Fonderie Cornille Havard : Près de Rennes, les trois cloches de la future église ont été bénies

Fonderie Cornille Havard : Près de Rennes, les trois cloches de la future église ont été bénies

Un heureux événement paroissial pour les fidèles de Saint-Jacques-de-la-Lande. Photo Ouest France


Le fondeur-campaniste Cornille Havard fourni trois nouveaux airains pour le commune de Saint Jacques de la Lande, à côté de Rennes.

Samedi soir, à l’église Notre-Dame, au bourg de Saint-Jacques-de-la-Lande, une commune au sud de Rennes, Mgr d’Ornellas, archevêque de Rennes, a béni les cloches de l’Anastasis, l’église en construction dans le nouveau quartier.

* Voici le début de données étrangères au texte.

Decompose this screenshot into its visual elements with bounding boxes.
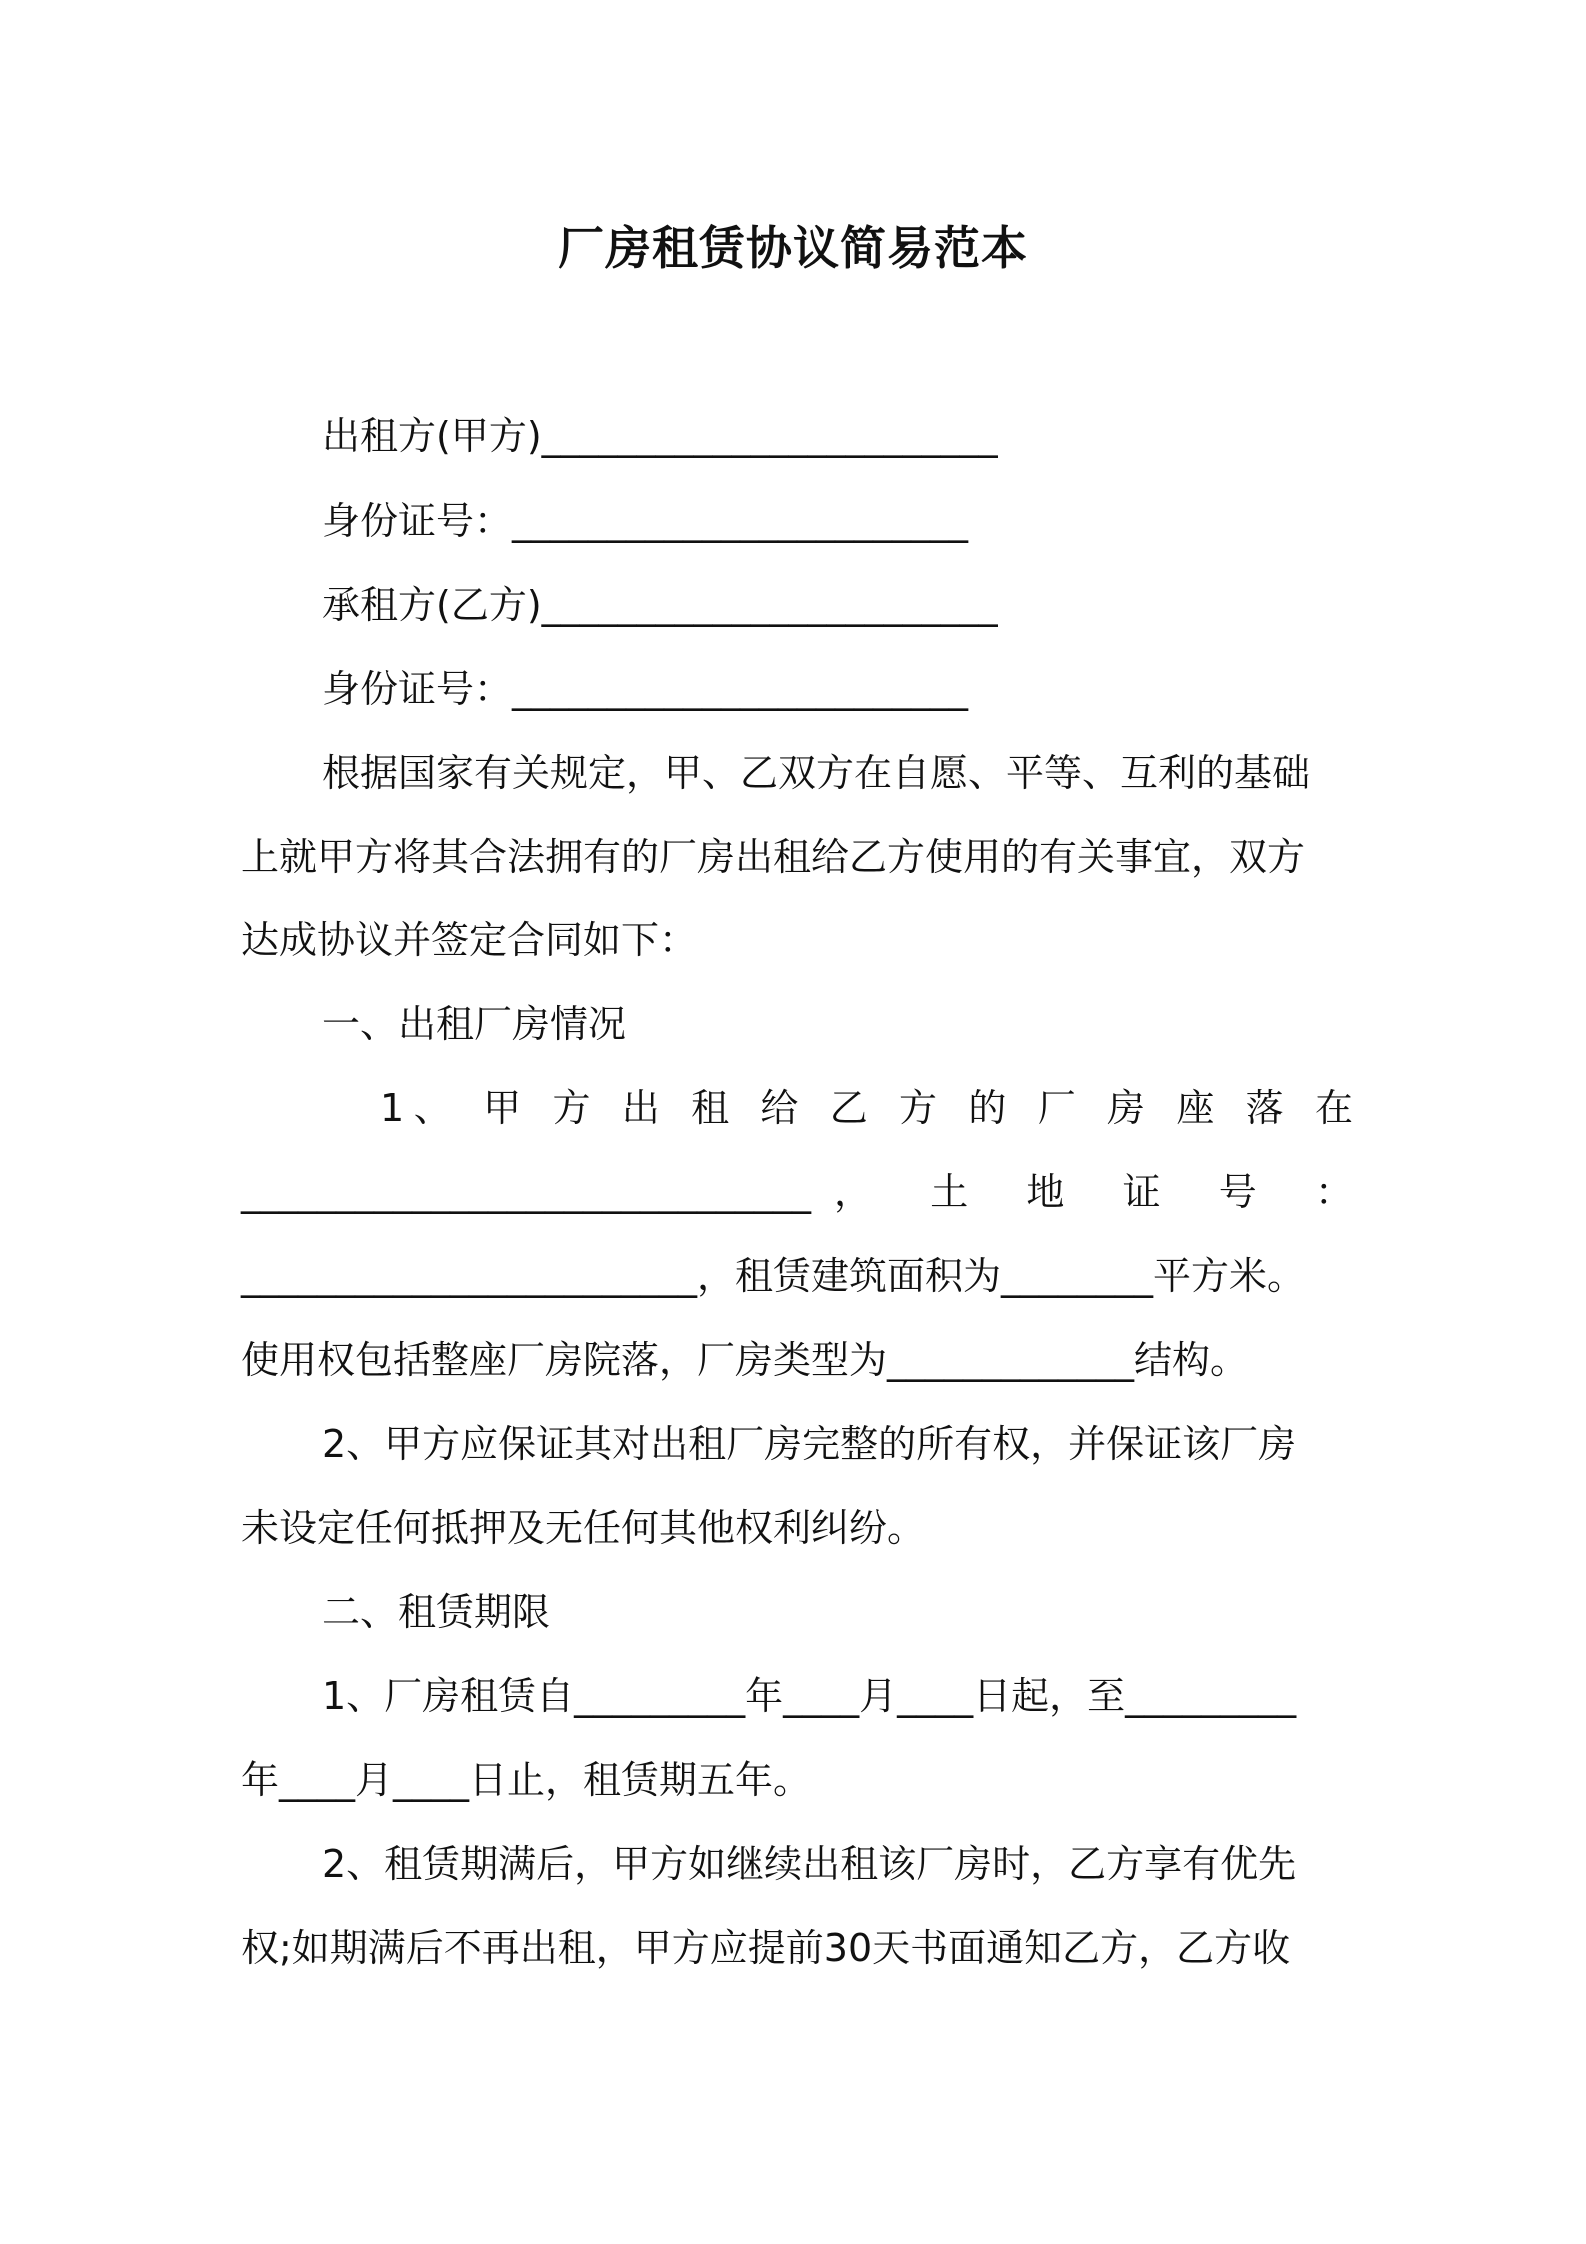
clause-1-1-line-4: 使用权包括整座厂房院落，厂房类型为_____________结构。	[241, 1338, 1249, 1382]
document-title: 厂房租赁协议简易范本	[558, 221, 1028, 275]
lessee-id-line: 身份证号：________________________	[322, 667, 969, 711]
clause-2-2-line-1: 2、租赁期满后，甲方如继续出租该厂房时，乙方享有优先	[322, 1842, 1297, 1886]
clause-1-1-line-1: 1、 甲 方 出 租 给 乙 方 的 厂 房 座 落 在	[380, 1086, 1353, 1130]
section-heading-1: 一、出租厂房情况	[322, 1002, 627, 1046]
clause-2-1-line-1: 1、厂房租赁自_________年____月____日起，至_________	[322, 1674, 1297, 1718]
clause-1-1-line-3: ________________________，租赁建筑面积为________平方米。	[241, 1254, 1306, 1298]
clause-2-2-line-2: 权;如期满后不再出租，甲方应提前30天书面通知乙方，乙方收	[241, 1926, 1291, 1970]
lessor-field-line: 出租方(甲方)________________________	[322, 414, 998, 458]
intro-paragraph-line-1: 根据国家有关规定，甲、乙双方在自愿、平等、互利的基础	[322, 751, 1311, 795]
lessor-id-line: 身份证号：________________________	[322, 499, 969, 543]
intro-paragraph-line-3: 达成协议并签定合同如下：	[241, 918, 698, 962]
clause-1-2-line-2: 未设定任何抵押及无任何其他权利纠纷。	[241, 1506, 926, 1550]
section-heading-2: 二、租赁期限	[322, 1590, 551, 1634]
clause-1-1-line-2: ______________________________， 土 地 证 号 ：	[241, 1170, 1353, 1214]
lessee-field-line: 承租方(乙方)________________________	[322, 583, 998, 627]
clause-2-1-line-2: 年____月____日止，租赁期五年。	[241, 1758, 812, 1802]
intro-paragraph-line-2: 上就甲方将其合法拥有的厂房出租给乙方使用的有关事宜，双方	[241, 835, 1306, 879]
clause-1-2-line-1: 2、甲方应保证其对出租厂房完整的所有权，并保证该厂房	[322, 1422, 1297, 1466]
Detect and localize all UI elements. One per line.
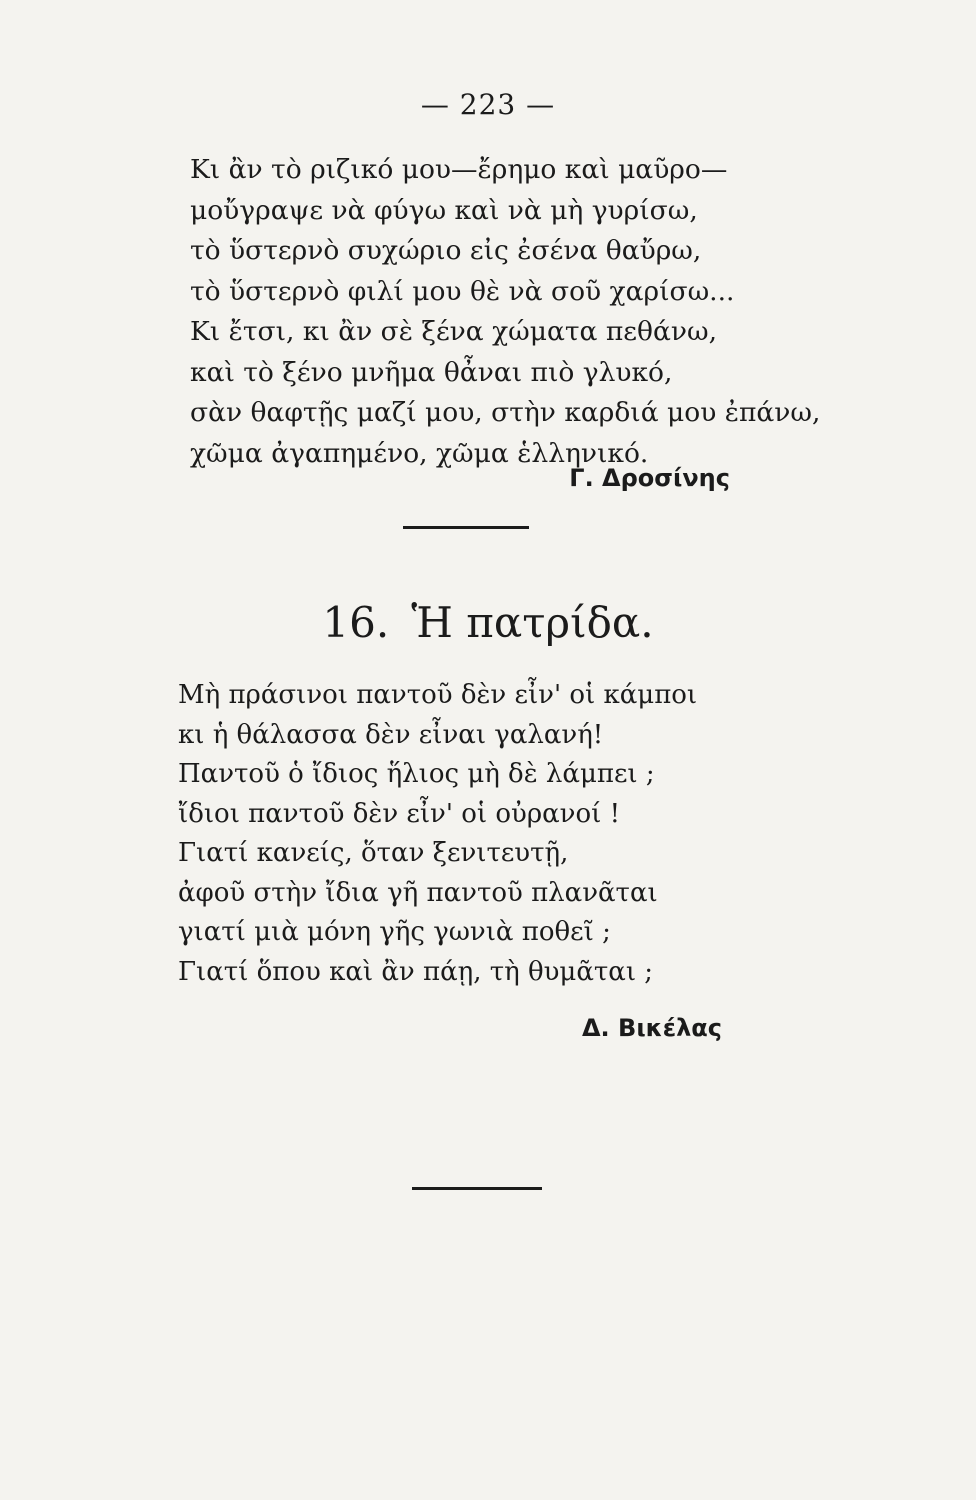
- poem-2-line: Μὴ πράσινοι παντοῦ δὲν εἶν' οἱ κάμποι: [178, 680, 698, 710]
- poem-2-line: κι ἡ θάλασσα δὲν εἶναι γαλανή!: [178, 719, 604, 750]
- poem-1-line: μοὔγραψε νὰ φύγω καὶ νὰ μὴ γυρίσω,: [190, 194, 698, 226]
- poem-2: [178, 676, 778, 992]
- page-number: — 223 —: [420, 88, 556, 121]
- poem-2-line: Γιατί κανείς, ὅταν ξενιτευτῇ,: [178, 838, 569, 868]
- poem-2-line: ἴδιοι παντοῦ δὲν εἶν' οἱ οὐρανοί !: [178, 798, 621, 829]
- poem-1-line: σὰν θαφτῇς μαζί μου, στὴν καρδιά μου ἐπάνω,: [190, 397, 821, 428]
- poem-1-line: Κι ἂν τὸ ριζικό μου—ἔρημο καὶ μαῦρο—: [190, 154, 728, 185]
- poem-2-title: Ἡ πατρίδα.: [411, 598, 654, 647]
- poem-1-line: καὶ τὸ ξένο μνῆμα θἆναι πιὸ γλυκό,: [190, 356, 673, 388]
- poem-1-line: Κι ἔτσι, κι ἂν σὲ ξένα χώματα πεθάνω,: [190, 316, 718, 347]
- poem-1-line: χῶμα ἀγαπημένο, χῶμα ἑλληνικό.: [190, 437, 649, 469]
- poem-1-author: Γ. Δροσίνης: [569, 464, 730, 492]
- poem-2-line: Παντοῦ ὁ ἴδιος ἥλιος μὴ δὲ λάμπει ;: [178, 759, 655, 789]
- poem-1: [190, 150, 821, 474]
- section-divider: [403, 526, 529, 529]
- section-divider: [412, 1187, 542, 1190]
- poem-2-line: ἀφοῦ στὴν ἴδια γῆ παντοῦ πλανᾶται: [178, 877, 658, 908]
- poem-2-author: Δ. Βικέλας: [581, 1014, 722, 1042]
- poem-2-number: 16.: [322, 598, 390, 647]
- poem-2-heading: [0, 598, 976, 647]
- poem-1-line: τὸ ὕστερνὸ φιλί μου θὲ νὰ σοῦ χαρίσω...: [190, 275, 735, 307]
- poem-1-line: τὸ ὕστερνὸ συχώριο εἰς ἐσένα θαὔρω,: [190, 235, 702, 266]
- poem-2-line: Γιατί ὅπου καὶ ἂν πάῃ, τὴ θυμᾶται ;: [178, 956, 654, 987]
- poem-2-line: γιατί μιὰ μόνη γῆς γωνιὰ ποθεῖ ;: [178, 917, 611, 947]
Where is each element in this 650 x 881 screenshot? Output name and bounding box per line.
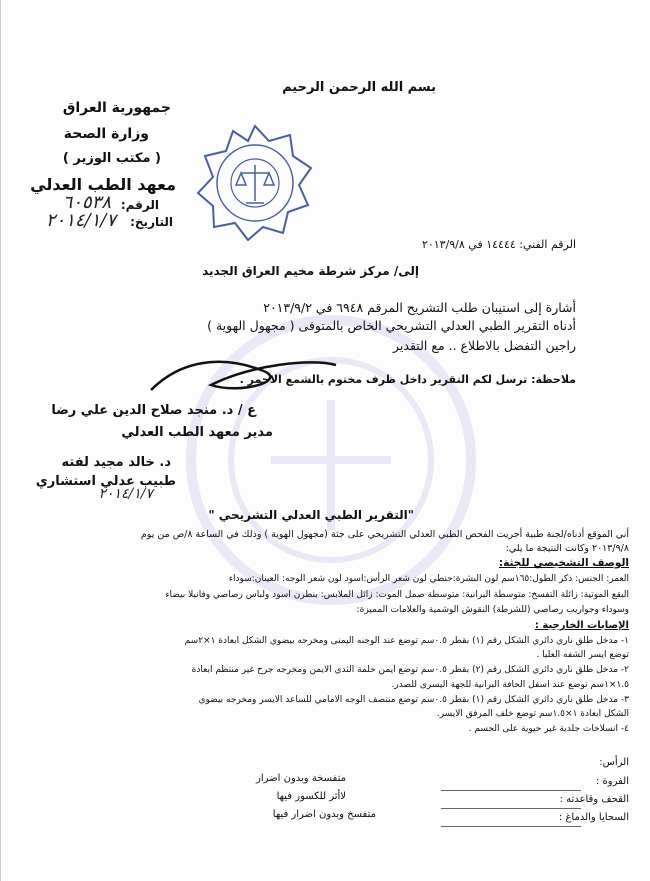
scalp-label: الفروة :: [595, 776, 629, 787]
scalp-value: متفسخة وبدون اضرار: [256, 773, 346, 784]
signer-1-name: ع / د. منجد صلاح الدين علي رضا: [51, 403, 256, 418]
injury-line-6: الشكل ابعادة ١×١.٥سم توضع خلف المرفق الايسر.: [436, 709, 629, 719]
injury-line-2: توضع ايسر الشفه العليا .: [536, 650, 629, 660]
ministry-name: وزارة الصحة: [63, 126, 149, 142]
description-line-1: العمر: الجنس: ذكر الطول:١٦٥سم لون البشرة:حنطي لون شعر الرأس:اسود لون شعر الوجه: العينان:سوداء: [228, 574, 629, 584]
signer-1-title: مدير معهد الطب العدلي: [121, 425, 273, 440]
head-heading: الرأس:: [599, 757, 629, 768]
brain-value: متفسخ وبدون اضرار فيها: [272, 809, 376, 820]
signer-2-name: د. خالد مجيد لفته: [61, 455, 171, 470]
date-label: التاريخ:: [130, 215, 173, 229]
description-heading: الوصف التشخيصي للجثة:: [498, 557, 629, 569]
signer-2-title: طبيب عدلي استشاري: [35, 474, 176, 489]
technical-reference: الرقم الفني: ١٤٤٤٤ في ٢٠١٣/٩/٨: [421, 238, 576, 251]
body-line-1: أشارة إلى استيبان طلب التشريح المرقم ٦٩٤٨ في ٢٠١٣/٩/٢: [263, 300, 576, 315]
addressee: إلى/ مركز شرطة مخيم العراق الجديد: [202, 264, 419, 278]
note: ملاحظة: ترسل لكم التقرير داخل ظرف مختوم بالشمع الاحمر .: [239, 373, 576, 386]
ref-value: ٦٠٥٣٨: [62, 192, 111, 213]
skull-label: القحف وقاعدته :: [559, 794, 629, 805]
country-name: جمهورية العراق: [62, 100, 171, 116]
body-line-3: راجين التفضل بالاطلاع .. مع التقدير: [393, 338, 576, 353]
institute-seal-stamp: [196, 123, 314, 241]
brain-underline: [441, 826, 581, 827]
basmala: بسم الله الرحمن الرحيم: [282, 80, 436, 95]
skull-underline: [441, 808, 581, 809]
report-title: "التقرير الطبي العدلي التشريحي ": [208, 508, 414, 522]
ref-label: الرقم:: [120, 198, 159, 212]
brain-label: السحايا والدماغ :: [558, 812, 629, 823]
description-line-2: البقع الموتية: زائلة التفسخ: متوسطة البرانية: متوسطة صمل الموت: زائل الملابس: بنطرن اسود ولباس رصاصي وفانيلا بيضاء: [165, 590, 629, 600]
injury-line-3: ٢- مدخل طلق ناري دائري الشكل رقم (٢) بقطر ٠.٥سم توضع ايمن حلمة الثدي الايمن ومخرجه جرح غير منتظم ابعادة: [191, 665, 629, 675]
scalp-underline: [441, 790, 581, 791]
office-name: ( مكتب الوزير ): [62, 151, 161, 166]
handwritten-signature: [141, 350, 341, 400]
description-line-3: وسوداء وجواريب رصاصي (للشرطة) النقوش الوشمية والعلامات المميزة:: [356, 605, 629, 615]
institute-name: معهد الطب العدلي: [30, 175, 176, 194]
injury-line-1: ١- مدخل طلق ناري دائري الشكل رقم (١) بقطر ٠.٥سم توضع عند الوجنه اليمنى ومخرجه بيضوي الشكل ابعادة ١×٢سم: [184, 636, 629, 646]
external-injuries-heading: الإصابات الخارجية :: [534, 620, 629, 631]
skull-value: لاأثر للكسور فيها: [276, 791, 346, 802]
body-line-2: أدناه التقرير الطبي العدلي التشريحي الخاص بالمتوفى ( مجهول الهوية ): [207, 318, 576, 333]
injury-line-4: ١.٥×١سم توضع عند اسفل الحافة البرانية للجهة اليسرى للصدر.: [391, 680, 629, 690]
report-intro-2: ٢٠١٣/٩/٨ وكانت النتيجة ما يلي:: [505, 543, 629, 554]
report-intro-1: أني الموقع أدناه/لجنة طبية أجريت الفحص الطبي العدلي التشريحي على جثة (مجهول الهوية ) وذلك في الساعة ٨/ص من يوم: [140, 529, 629, 540]
injury-line-5: ٣- مدخل طلق ناري دائري الشكل رقم (١) بقطر ٠.٥سم توضع منتصف الوجه الامامي للساعد الايسر ومخرجه بيضوي: [198, 695, 629, 705]
injury-line-7: ٤- انسلاخات جلدية غير حيوية على الجسم .: [468, 724, 629, 734]
signer-2-date: ٢٠١٤/١/٧: [98, 486, 153, 502]
date-value: ٢٠١٤/١/٧: [45, 210, 116, 231]
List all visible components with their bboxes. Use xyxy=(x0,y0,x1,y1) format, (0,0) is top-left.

En cette « célébration de l’Annonciation du Seigneur », la jeune paroisse Saint-Jacques vit, ce samedi soir, « un heureux événement », assure un membre de l’équipe paroissiale qui accueille Mgr Pierre d’Ornellas, archevêque de Rennes, Dol et Saint-Malo.

Avant la consécration de la nouvelle église Anastasis, prévue en novembre prochain, l’évêque vient bénir les trois cloches, fondues fin février dans les ateliers de la fonderie historique Cornille-Havard, à Villedieu-les-Poêles, dans la Manche.

Cette nouvelle église sera « la première construite en Bretagne au XXIe siècle ».

« Là où sont les gens »

Au côté du père Joseph Lecoq, curé de la paroisse, Mgr d’Ornellas assure que « c’est fini, le temps où les gens venaient à l’église ». Aujourd’hui, comme le souhaite le Pape François, « l’Église va là où sont les gens », dans leur quartier. « Au milieu des hommes et des femmes », croyants ou pas.

« Pourquoi des cloches ?,interroge l’évêque. Pour annoncer que Dieu vient au milieu de nous, pour annoncer le mystère de Dieu qui se réalise dans le secret de nos existences. »

Jacques, François et Thérèse

Ces trois cloches ont chacune un prénom.

L’une a été baptisée Jacques (sa note est Sol) « en l’honneur du Saint Patron de la paroisse », explique le père Joseph Lecoq. En hommage à Mgr Jacques Jullien (archevêque de Rennes de 1985 à 1998) est également gravé le titre du dernier de ses livres : « Trop petit pour Ta grâce ».

Une autre cloche (sa note est Si) porte le prénom de François, en hommage à Mgr François Saint-Macary, archevêque de Rennes décédé il y a tout juste dix ans, qui « décida de l’achat du terrain pour construire la future église ».

Sur la troisième, qui s’appelle Thérèse (sa note est Ré), sont gravés ces mots de Sainte-Thérèse de Lisieux : « Ma folie à moi, c’est d’espérer ! »

Des parrains et des marraines

Ses trois cloches ont « des parrains et des marraines ». Il s’agit d’Hoëla, une petite fille de deux ans ; de Nolan, un garçon de neuf ans ; de Sanjana, une fillette de neuf ans ; de Marcel, le sacristain ; de Geneviève, responsable du catéchuménat, et de Jean-Paul, responsable du comité des cloches.